Email lists are the start of any email campaign and newsletter management. However, a list can get messy from multiple merges or with user spammy behavior.
The benefits for cleaning your email list are:
- Improve deliverability - Every email provider uses your sender score to determine where to route your emails. To avoid being labeled as SPAM and successfully reach your user, the first step is to avoid sending emails to non-existing addresses. A bad sender score is hard to revert, so better spend some time up-front and clean your list from unreachable email addresses.
- Save money - Usually, you pay for each email you send. First, pruning your email list to remove duplicates and invalid addresses will save you money. Then, you need to remove all disposable email addresses that will never be read to keep only real emails.
- Detect and fix typos - After the cleaning process, wrong email addresses will be flagged. Manually, you can find simple typos in names or domains and fix them.
Email list cleaning is an important part of any digital business and must be done regularly. Datablist is a perfect data tool to perform this cleaning process. Using this step by step guide, you will learn:
- How to remove duplicate emails
- How to verify email addresses syntax
- How to check if emails are from disposable providers
- How to ensure email domains exist
Datablist can be used without registration to view and edit CSV files. However, the email verification service that we'll use later require an account.
How does it compare to paid email cleaning services?
If you search for email verification services on Google, you'll find hundreds (thousands?) of them. Almost all of them charge a fee per email address. Datablist includes an email verification service and it is free. It is great and enough for simple email verifications. However, if you need deeper analysis or if you have to perform verifications on hundreds of thousands of emails, please use a paid email cleaning service.
Step 1: Import email addresses
Create a collection
The first step in the email cleaning process is to create a collection on Datablist in which you will pour your email addresses.
In Datablist, click the + to create a new collection. Give it a name (and an icon 😍).
Import your lists of email addresses
Now you have a collection, it's time to import your email lists: whether you have only one email list or several that you want to merge!
Datablist offers two options to import your data:
- With CSV files
- Using copy/pasting from a spreadsheet
Option 1: Import from CSV files
The CSV format is a simple standard to transfer tabular data between software applications. Every newsletter tool and digital marketing solution offer exports of your contacts in CSV files. CSV files are first-class citizens in Datablist.
In this example, we will use a demo contact CSV file with three columns:
To import your CSV file, click the "Import CSV" button and select your file.
Datablist reads CSV files and Excel files. Your first rows will be read to detect the encoding used. If you see weird characters on the detected headers or later when importing, create another collection and try to import your CSV using another encoding.

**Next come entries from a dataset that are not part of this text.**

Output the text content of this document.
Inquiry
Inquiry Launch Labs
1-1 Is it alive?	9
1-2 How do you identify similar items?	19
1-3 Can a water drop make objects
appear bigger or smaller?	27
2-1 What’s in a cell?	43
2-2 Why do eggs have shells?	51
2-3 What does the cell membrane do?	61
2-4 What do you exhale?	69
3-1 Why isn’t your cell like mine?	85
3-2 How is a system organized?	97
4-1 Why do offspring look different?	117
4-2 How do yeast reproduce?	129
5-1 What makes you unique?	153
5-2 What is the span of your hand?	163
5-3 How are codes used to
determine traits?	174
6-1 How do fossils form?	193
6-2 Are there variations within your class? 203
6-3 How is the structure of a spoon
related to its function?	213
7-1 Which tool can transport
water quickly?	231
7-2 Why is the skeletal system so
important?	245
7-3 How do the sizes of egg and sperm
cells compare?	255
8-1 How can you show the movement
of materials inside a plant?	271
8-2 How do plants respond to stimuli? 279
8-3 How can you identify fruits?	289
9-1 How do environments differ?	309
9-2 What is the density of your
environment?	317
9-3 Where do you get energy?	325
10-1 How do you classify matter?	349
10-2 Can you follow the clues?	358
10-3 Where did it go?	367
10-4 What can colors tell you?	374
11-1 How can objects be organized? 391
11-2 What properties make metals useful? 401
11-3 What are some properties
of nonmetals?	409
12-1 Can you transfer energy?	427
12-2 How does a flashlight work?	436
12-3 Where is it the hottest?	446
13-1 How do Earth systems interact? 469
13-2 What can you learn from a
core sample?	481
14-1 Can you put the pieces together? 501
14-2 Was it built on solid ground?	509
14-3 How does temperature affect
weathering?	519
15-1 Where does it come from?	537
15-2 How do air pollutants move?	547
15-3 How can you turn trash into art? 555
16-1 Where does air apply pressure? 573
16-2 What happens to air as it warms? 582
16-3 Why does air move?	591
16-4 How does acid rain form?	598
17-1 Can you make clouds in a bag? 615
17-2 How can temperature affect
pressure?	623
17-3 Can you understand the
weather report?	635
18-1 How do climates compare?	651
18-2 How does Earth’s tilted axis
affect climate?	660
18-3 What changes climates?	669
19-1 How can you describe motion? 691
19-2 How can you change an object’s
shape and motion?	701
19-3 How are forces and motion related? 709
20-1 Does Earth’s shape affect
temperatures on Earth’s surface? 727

Datablist will read the columns and shows you a mapping page. If your email addresses are valid, the data type will be Email. It will add some validation to your data edition later on Datablist.
Here is a video of the full process:
Option 2: Import with Copy/Pasting
Datablist is compatible with copy/pasting from any spreadsheet. Just select the cells from your spreadsheet, go to your Datablist collection and use the
Edit -> Paste from your browser or directly the
Ctrl + v keyboard shortcut.
On pasting, Datablist will show you the columns and rows it has detected. To import a column, map it to an existing property or create a new property.
Warning: Only mapped columns will be imported!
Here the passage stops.